Yeni ‘Küresel Sürdürülebilirlik Standardı’ Konusunda Şirketler Ne Yapmalılar?*

Uluslararası Sürdürülebilirlik Standartları Kurulu (International Sustainability Standards Board-ISSB), dünya çapındaki farklı kuruluşların sürdürülebilirlik performanslarını karşılaştırmak amacıyla Haziran (2023) ayında yeni küresel sürdürülebilirlik standartları (global sustainability standards) yayınladı.

Gönüllü sürdürülebilirlik standartlarının (voluntary sustainability standards) mevcut görünümü çeşitli, parçalı ve karmaşıktır. Kullanıcıların, tamamı gelişmekte olan, sıklıkla rekabet eden alternatif ölçüm ve raporlama standartları arasında pazarlık yapması ve seçim yapması gerekmektedir. İşletmeler ve yatırımcılar için bu kafa karıştırıcı, maliyetli ve kısa ömürlü bir yaklaşıma yatırım yapma riskini içeriyor.

Özellikle, Uluslararası Sürdürülebilirlik Standartları Kurulu standartlarını benimseyen ülkelerde yerleşik şirketlerin bunları kullanması gerekecek olsa da diğer birçok şirket gönüllü olarak bunu yapmayı seçecektir. Yeni sürdürülebilirlik standartlarını anlamak ve bunlara yanıt vermek, bu standartların gerekli olduğu ülkelerde faaliyet gösteren kuruluşlar için bir zorunluluktur (a must).

Hadisenin arka planı

ISSB standartları, Uluslararası Finansal Raporlama Standardı (International Financial Reporting Standards-IFRS) 9, 15 ve 16’nın uygulamaya konulmasından bu yana kurumsal raporlamada yapılan en önemli değişikliği temsil etmekte ve yüksek kaliteli, küresel bir sürdürülebilirlik ile ilgili kamuyu aydınlatma temeli oluşturmaktadır. Bu temel çizgiye, bazı bölgelerde ikinci bir katman veya ek yapı taşı olarak ilave kamuyu aydınlatma (yerel paydaşların ihtiyaçlarını veya kamu politikası hedeflerini yansıtan) eklenebilir.

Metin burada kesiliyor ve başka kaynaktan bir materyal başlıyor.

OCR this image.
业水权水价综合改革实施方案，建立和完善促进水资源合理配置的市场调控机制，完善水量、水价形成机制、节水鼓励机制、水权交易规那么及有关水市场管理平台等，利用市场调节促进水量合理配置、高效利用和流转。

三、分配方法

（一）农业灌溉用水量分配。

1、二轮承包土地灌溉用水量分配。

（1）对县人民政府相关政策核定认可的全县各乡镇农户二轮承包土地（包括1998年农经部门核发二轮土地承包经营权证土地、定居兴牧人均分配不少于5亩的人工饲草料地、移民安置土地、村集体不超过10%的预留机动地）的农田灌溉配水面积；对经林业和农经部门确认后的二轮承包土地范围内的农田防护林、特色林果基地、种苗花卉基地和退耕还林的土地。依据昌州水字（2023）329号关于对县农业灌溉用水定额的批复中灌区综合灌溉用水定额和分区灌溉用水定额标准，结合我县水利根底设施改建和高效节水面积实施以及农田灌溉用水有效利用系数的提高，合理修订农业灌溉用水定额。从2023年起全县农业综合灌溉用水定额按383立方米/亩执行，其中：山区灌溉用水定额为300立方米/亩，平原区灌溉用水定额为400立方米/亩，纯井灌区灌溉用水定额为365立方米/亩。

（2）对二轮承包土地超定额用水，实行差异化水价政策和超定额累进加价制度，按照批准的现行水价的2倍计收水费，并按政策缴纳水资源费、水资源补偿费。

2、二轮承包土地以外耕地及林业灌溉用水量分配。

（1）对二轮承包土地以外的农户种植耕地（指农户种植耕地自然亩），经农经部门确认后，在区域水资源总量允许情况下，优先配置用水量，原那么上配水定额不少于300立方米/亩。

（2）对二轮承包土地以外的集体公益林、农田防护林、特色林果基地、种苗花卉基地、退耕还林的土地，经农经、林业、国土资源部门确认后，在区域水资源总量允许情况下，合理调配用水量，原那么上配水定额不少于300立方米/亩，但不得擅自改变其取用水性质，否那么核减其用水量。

Standartlar iki Uluslararası Finansal Raporlama Standardı sürdürülebilirlik ile ilgili kamuyu aydınlatma standardından oluşur. Bunlar;

  • Şirketlerin sürdürülebilirlik ile ilgili önemli riskleri ve fırsatları hakkında sürdürülebilirlik ile ilgili genel finansal kamuyu aydınlatma yükümlülüklerini belirleyen IFRS S1 ve
  • İklim ile ilgili fiziksel riskler ve geçiş riskleri ve fırsatlarının tanımlanması, ölçülmesi ve kamuya açıklanmasına ilişkin yükümlülükler de dâhil olmak üzere iklimle ilgili finansal bilgilere odaklanan IFRS S2.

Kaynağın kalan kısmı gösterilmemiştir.